Last July David Cameron announced a judicial inquiry into Britain’s alleged participation in acts of torture and rendition in the years since 9/11, though he also said that it wouldn’t begin until the current round of civil lawsuits had been resolved. The emphasis, he implied, would be on Britain’s role in condoning or assisting foreign agencies rather than on our own independent behaviour. There were (and are) already two other inquiries taking place, one into the death in British hands of the hotel worker Baha Mousa in September 2003, and another into incidents that occurred in May 2004 at a British army base north of Basra, while a third inquiry has been requested on behalf of 102 other Iraqi citizens.
Since Cameron’s announcement WikiLeaks has suggested that there may well be 15,000 hitherto unrecorded Iraqi deaths, leading the Guardian to request, under the Freedom of Information Act, the release of documents concerning civilian deaths involving British forces. Did they, like the Americans, have a habit of handing over detainees to Iraqi torture squads? There has been a renewed call for information on the Baha Mousa case, and evidence has emerged which suggests that, between 2005 and 2008, British training manuals continued to recommend interrogation techniques that fulfil many of the accepted definitions of torture. But most of the WikiLeaks, of course, concern the record of US troops.
Nothing suggests that we are anywhere near having a complete record of the torture carried out by coalition troops in Iraq and Afghanistan; it seems likely that the Abu Ghraib incidents, far from being exceptional, have only seemed so to a media industry prone to accepting reality in small doses. It’s probable that we will hear a lot more about the all too familiar practices most of us recognise as torture: exposure to prolonged and unbearable noise, life-threatening beatings, stress positions, sexual threats and humiliation, waterboarding, sleep deprivation, electric shock, the use of dogs and so on. Since the widely circulated accounts of Abu Ghraib and of the official toleration of what went on there, these tactics have taken on a dismal proto-universality. American researchers found British interrogations in Northern Ireland used as at once source and analogue of the behaviour of their own troops, thereby raising some very basic questions. How does knowledge of torture techniques pass from one set of interrogators to another, and why do people choose to apply them? The ‘few bad apples’ theory was widely discredited from its very first utterance by Donald Rumsfeld, so it is disheartening to see it replicated in some of the statements still coming from the MoD. But at the other extreme, the idea that a coherent mandate condoning torture runs all the way along the chain of command is also hard to credit, if only because of the prevalent culture of deniability governing powerful organisations exposed to public scrutiny.
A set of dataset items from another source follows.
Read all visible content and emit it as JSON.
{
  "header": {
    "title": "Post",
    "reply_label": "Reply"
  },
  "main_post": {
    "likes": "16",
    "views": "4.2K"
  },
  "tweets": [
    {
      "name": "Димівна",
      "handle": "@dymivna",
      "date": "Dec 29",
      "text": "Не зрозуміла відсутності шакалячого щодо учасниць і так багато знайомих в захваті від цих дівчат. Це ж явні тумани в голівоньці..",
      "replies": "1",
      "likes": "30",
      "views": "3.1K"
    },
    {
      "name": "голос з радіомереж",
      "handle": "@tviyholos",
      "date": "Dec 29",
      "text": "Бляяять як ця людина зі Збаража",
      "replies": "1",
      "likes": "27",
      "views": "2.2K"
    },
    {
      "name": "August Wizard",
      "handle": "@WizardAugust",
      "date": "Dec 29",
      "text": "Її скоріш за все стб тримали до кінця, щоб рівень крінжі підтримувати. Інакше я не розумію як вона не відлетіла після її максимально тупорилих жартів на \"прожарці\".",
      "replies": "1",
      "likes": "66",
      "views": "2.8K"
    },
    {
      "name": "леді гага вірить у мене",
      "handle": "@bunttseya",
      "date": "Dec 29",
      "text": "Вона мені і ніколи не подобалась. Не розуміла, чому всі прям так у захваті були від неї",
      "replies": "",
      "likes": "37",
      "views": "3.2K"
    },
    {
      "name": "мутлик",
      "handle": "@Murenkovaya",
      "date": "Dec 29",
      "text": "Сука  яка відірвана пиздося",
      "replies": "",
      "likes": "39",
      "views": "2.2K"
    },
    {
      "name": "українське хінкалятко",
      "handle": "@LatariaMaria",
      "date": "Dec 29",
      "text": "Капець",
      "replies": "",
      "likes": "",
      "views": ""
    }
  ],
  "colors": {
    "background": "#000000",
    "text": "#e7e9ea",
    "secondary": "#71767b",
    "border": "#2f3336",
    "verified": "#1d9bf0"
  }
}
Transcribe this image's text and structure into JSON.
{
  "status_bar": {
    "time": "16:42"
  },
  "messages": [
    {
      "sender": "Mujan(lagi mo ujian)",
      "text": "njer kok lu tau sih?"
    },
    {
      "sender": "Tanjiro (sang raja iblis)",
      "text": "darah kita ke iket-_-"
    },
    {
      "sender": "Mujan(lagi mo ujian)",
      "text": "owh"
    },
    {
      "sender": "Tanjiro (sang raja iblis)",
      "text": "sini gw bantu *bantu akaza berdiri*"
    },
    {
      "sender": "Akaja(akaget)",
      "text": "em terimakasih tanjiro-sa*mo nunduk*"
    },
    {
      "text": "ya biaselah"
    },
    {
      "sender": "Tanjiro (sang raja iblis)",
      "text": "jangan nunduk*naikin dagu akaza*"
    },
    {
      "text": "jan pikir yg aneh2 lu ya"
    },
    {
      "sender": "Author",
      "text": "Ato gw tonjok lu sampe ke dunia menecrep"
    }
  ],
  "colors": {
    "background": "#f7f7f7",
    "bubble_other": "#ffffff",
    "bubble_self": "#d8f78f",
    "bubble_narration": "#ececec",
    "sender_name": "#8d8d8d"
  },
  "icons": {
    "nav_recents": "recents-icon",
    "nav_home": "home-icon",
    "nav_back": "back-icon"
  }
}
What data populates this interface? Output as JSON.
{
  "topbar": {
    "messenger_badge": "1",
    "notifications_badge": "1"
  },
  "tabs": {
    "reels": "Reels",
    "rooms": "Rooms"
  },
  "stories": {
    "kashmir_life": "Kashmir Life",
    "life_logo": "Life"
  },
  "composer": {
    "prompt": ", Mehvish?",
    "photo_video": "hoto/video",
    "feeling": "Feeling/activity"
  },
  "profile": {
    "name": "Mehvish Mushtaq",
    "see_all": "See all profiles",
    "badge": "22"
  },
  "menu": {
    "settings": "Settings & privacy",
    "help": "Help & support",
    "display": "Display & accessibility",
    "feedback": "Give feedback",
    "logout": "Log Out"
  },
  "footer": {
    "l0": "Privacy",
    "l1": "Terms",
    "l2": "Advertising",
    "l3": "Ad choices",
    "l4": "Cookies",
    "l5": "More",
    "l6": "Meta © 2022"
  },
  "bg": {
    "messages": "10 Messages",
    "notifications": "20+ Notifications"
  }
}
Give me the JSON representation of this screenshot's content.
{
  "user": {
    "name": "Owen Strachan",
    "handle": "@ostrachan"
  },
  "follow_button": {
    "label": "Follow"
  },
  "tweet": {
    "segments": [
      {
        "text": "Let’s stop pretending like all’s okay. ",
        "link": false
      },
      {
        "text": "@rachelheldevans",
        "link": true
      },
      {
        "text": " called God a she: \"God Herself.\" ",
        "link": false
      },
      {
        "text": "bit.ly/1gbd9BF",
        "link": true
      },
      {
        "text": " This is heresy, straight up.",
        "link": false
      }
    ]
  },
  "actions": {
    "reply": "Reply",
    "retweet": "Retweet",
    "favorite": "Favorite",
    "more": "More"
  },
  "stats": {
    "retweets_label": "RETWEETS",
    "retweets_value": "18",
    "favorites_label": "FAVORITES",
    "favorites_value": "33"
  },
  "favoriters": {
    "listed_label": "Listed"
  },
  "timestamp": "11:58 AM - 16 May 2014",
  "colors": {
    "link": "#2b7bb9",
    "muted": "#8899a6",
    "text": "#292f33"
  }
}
We have been here before. Think of the disputes that followed the publication of Christopher Browning’s Ordinary Men (1992), a study of the behaviour of a German reserve police battalion deployed in Poland in 1942, and the aggressive response to that book by Daniel Goldhagen in Hitler’s Willing Executioners (1996). Do people not given to introspection tend simply to obey orders, however heinous they might be, or should we look to the wider national-ideological climate to explain, in this instance, the willing participation in the mass killing of Europe’s Jews? Why do individuals agree to do cruel and horrible things even when they are offered the chance to opt out? What does it mean to turn a blind eye to atrocities, not carrying them out oneself but doing nothing to stop those who are? Famous experiments, such as the Milgram experiment, have seemed to show that people would obey authority even to the point of torturing and killing others. In 1971, the Stanford prison experiment, set up by Philip Zimbardo to study the interactions of students assigned the roles of prisoners and guards, had to be stopped after six days as the guards’ behaviour became more and more brutal and the prisoners became more and more vulnerable and traumatised. Given such outcomes, it’s hard not to conclude that the disposition to torture is the rule, not the exception.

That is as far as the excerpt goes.